The work I did for decades as a magazine editor, and now bring to my clients in branding and marketing, I call being a “professional empath.” I try to imagine the feelings of millions of people I’ll never meet, and imagine the intersection of their world and their wants and desires, fears and anxieties, with my client’s work (whether it be products or messages or solutions).
And the next realm of my professional work will be working with people one-on-one, to help them see themselves more clearly, to noodle out feelings they can’t fully express or reach, because defense mechanisms or history or fear are in the way. I am not embarrassed to call myself a healer, someone who can give people tools to carry themselves through the inevitable valleys of life. After the whirlwind deaths of my parents, especially, I started identifying as “grief doula.” I am unafraid to sit beside someone in pain and just be in their pain with them as a way to give some comfort. (And I thank you, Nancy, my dear friend who would call me and let me wail wordlessly into the phone — and not try to move me away from my pain — when my marriage ended and I was a single mom to an infant and so afraid.)

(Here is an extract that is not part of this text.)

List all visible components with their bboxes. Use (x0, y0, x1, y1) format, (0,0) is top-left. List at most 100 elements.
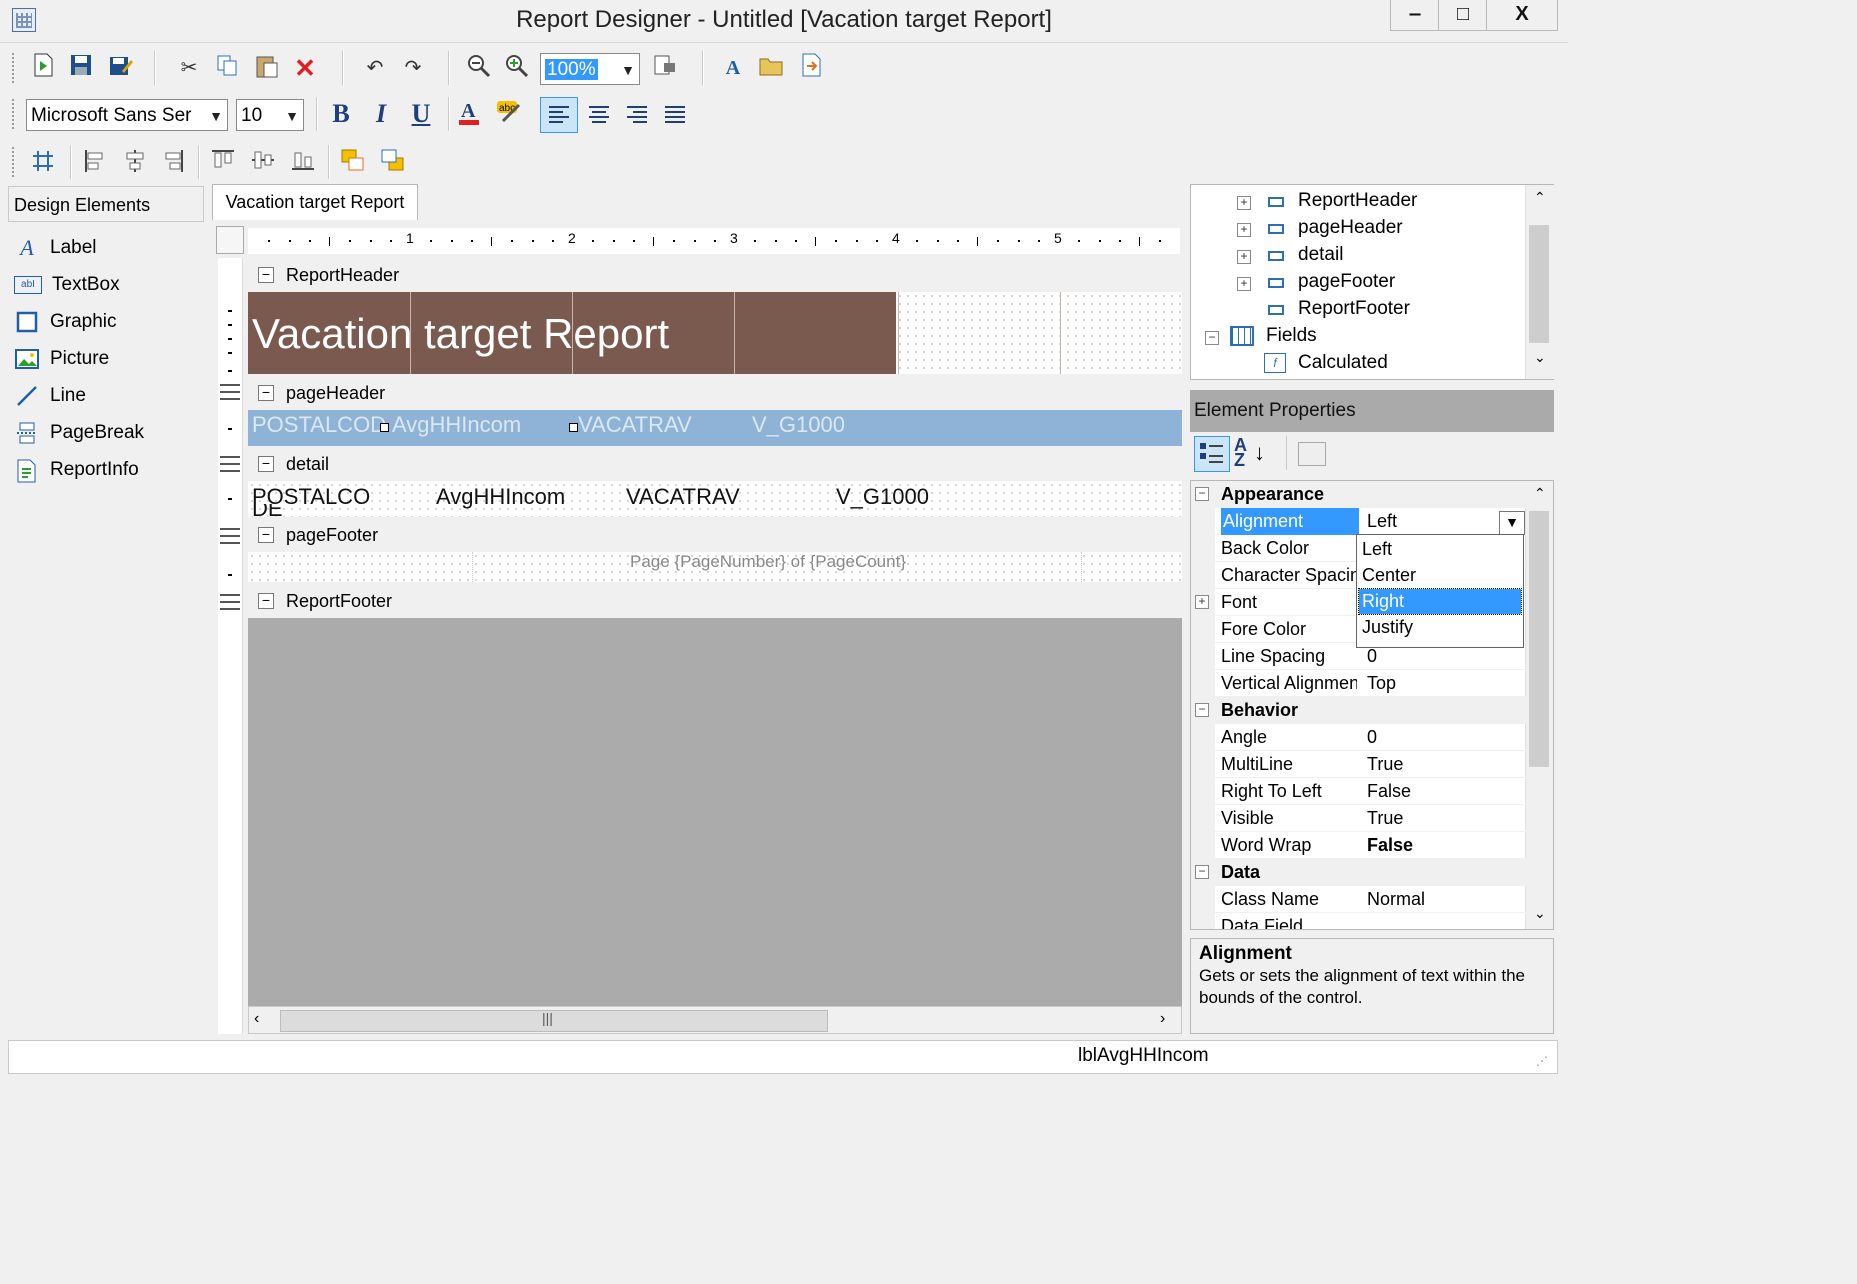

I feel lucky to be an empath, though it travels with some baggage (sensitive, dramatic, over-the-top, weird, out there, intense).
And as I’ve grown and done my own work on myself, and been able to draw firm boundaries around what is me and what is not me, I have come to see that being so deeply engaged with the world is also what makes me a seeker: someone who is drawn to questions we can’t easily answer, someone who is comfortable dwelling in uncomfortable feelings because I find that discomfort is what comes just before realization, and realization leads to transformation, acceptance, PEACE.
I am amused that people sometimes take these traits and say I am very “self-aware,” but I am happy to report that I do your basic avoidance and denial just like everyone else. It’s just that I keep knocking on the door when I see that something isn’t lining up quite right in my own internal logic, until I find the insight that makes it all clear…. well, clear for at least a few minutes or days, because humans be human.
And because I am an empath, I absolutely love that sweet frailty within us all, our tender, beating hearts. I treasure it. Our frailty is what makes me trust the world, it is what gives me faith, it is what reminds me that being small is safer than knowing all the answers. The world will forever be bigger than we are; we only have to find our way in it, and come to trust ourselves.
I hope that young girl found her own solidity as I found mine. Thankfully for us all, time and steadiness will heal most things.
Namaste, y’all. From my big, empathic beating heart to yours.